— Le directeur de la branche Nahdlatul Ulama (PCNU) de la régence de Bekasi a protesté contre la politique du gouverneur de Java occidental, Dedi Mulyadi, qui exige que les écoles remettent leurs diplômes à tous les élèves volontairement, sans conditions.
ancer a été prononcé lors d’un forum d’audience au bâtiment de la DPRD de Java occidental, mercredi 21 mai, à laquelle ont assisté le conseil d’administration de PCNU, RMI-NU, le Forum Pondok Pesantren, l’Agence spéciale de délibération des universités (BMPS) et des représentants de pesantren. Ils ont été reçus par le chef de la DPRD de Java occidental, Acep Jamaludin, et des membres de la faction PKB Rohadi.
al.com. « Nous regrettons vraiment cette politique parce qu’elle n’est pas partante auprès des étudiants. C’est une politique féroce et triste », a déclaré le président de la régence de Bekasi, KH Atok Romli Mustofa, cité par ANTARA.
al, il a considéré que la politique avait créé des troubles parmi les étudiants parce qu’elle avait été faite sans un examen complet et participatif, mais qu’elle était spontané, intimidante et intuitive uniquement de la part du gouverneur. En fait, les étudiants qui refusaient de remettre des diplômes en voie de menace ne reçoivent pas de fonds d’aide universelle à l’éducation secondaire (BPMU) et de révocation des licences opérationnelles.
ar, menacé d'effondrement
Atok a souligné que les pesantren organisent une éducation 24 heures, contrairement aux écoles formelles. Ainsi, le fardeau du financement est beaucoup plus important et est effectué de manière indépendante sans le soutien total du gouvernement.
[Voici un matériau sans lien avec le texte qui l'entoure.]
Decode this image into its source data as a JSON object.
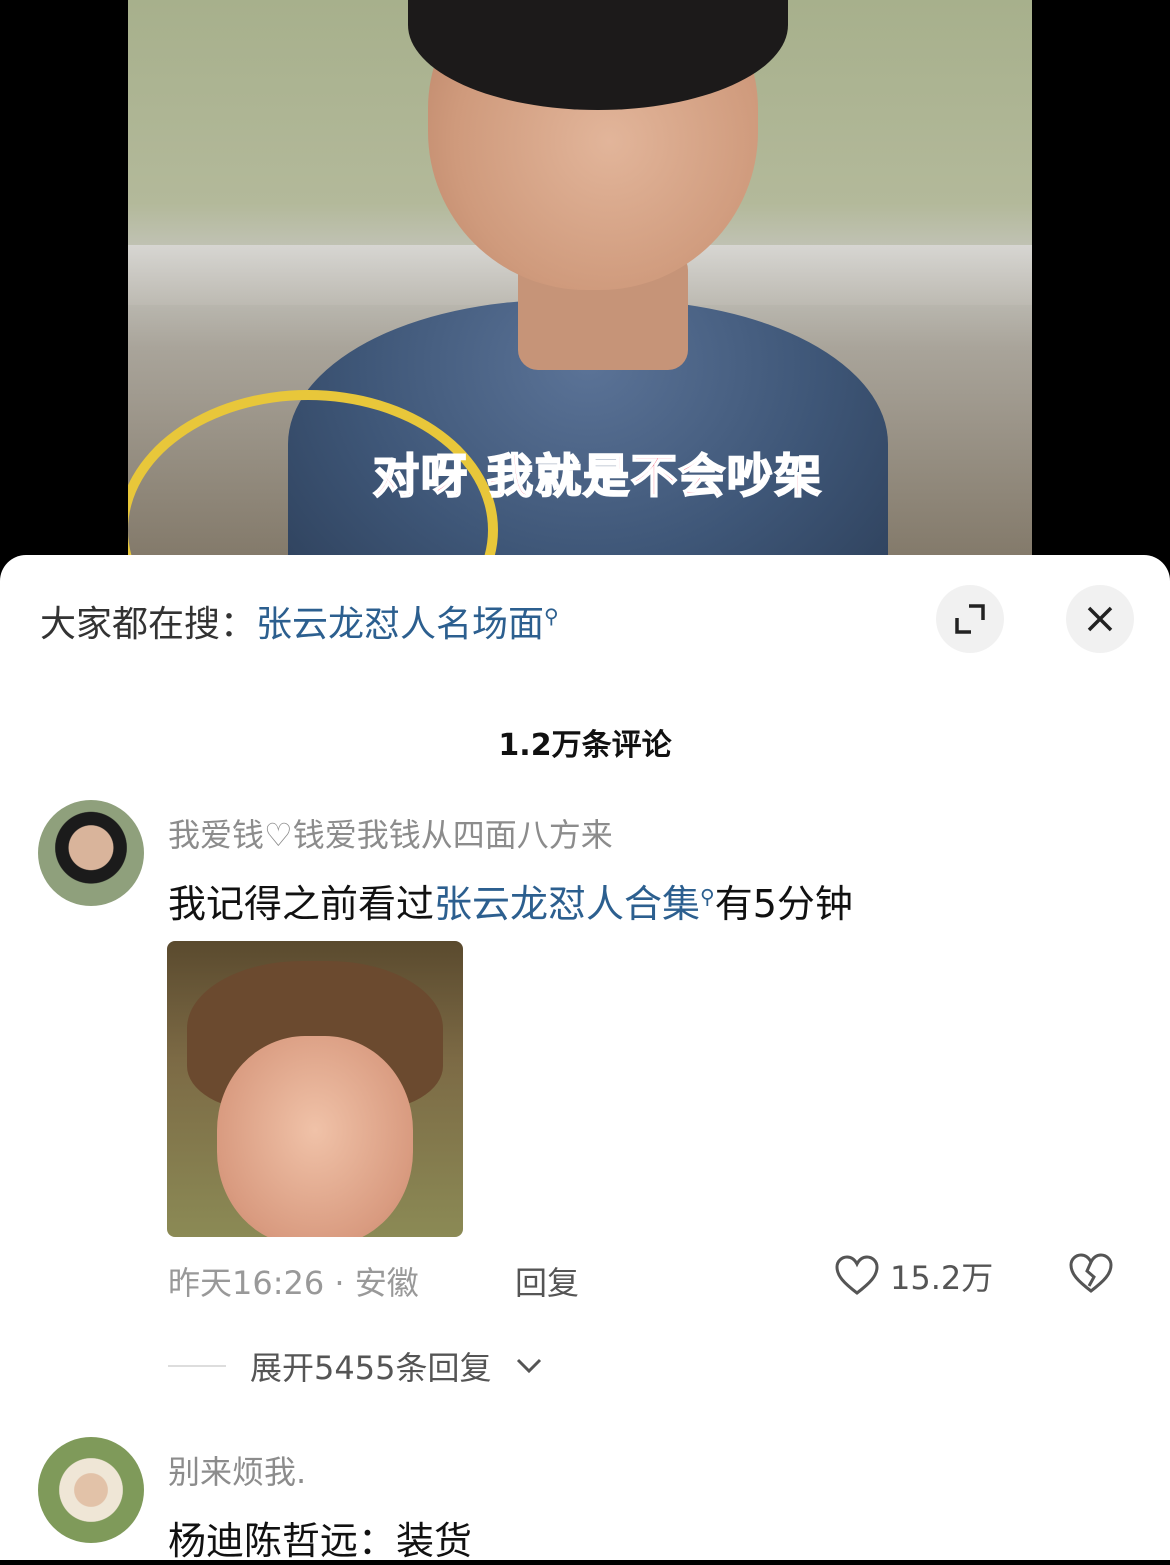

Pondok Pesantren Pembink Pusat, KH Kholid, a ajouté que cette politique pourrait perturber le processus éducatif parce que pesantren perd le contrôle administratif des étudiants qui n’ont pas rempli leurs obligations, à la fois académique et financière.
al al-Qadr : “Beaucoup d’anciens élèves viennent à pesantren pour demander un diplôme en raison de la direction du gouverneur. En fait, ils n’ont pas rempli leurs obligations. Cela nuit financièrement à pesantren », a-t-il déclaré.
, il estime que de nombreux étudiants sont menacés de fermer parce qu’ils doivent supporter le fardeau d’endettements non payés de la part des anciens élèves. « Un seul étudiant peut supporter 1 à 1,7 milliard de roupies de créances non remboursées », a-t-il expliqué.
, il a également estimé que cette politique avait également un impact sur la dégradation de l’éthique étudiante. « L’impression croit que le gouvernement se plaignait des moutons entre étudiantes et pesantren. Il n’y a plus d’impossibilité pour les enseignants. C’est dangereux pour l’avenir de la nation », a-t-il souligné.
ak révisions politiques
Bekasi Regency, H. M. Syauqi, a estimé que cette politique avait été prise sans impliquer toutes les parties prenantes et pourrait nuire à l’ordre scolaire national.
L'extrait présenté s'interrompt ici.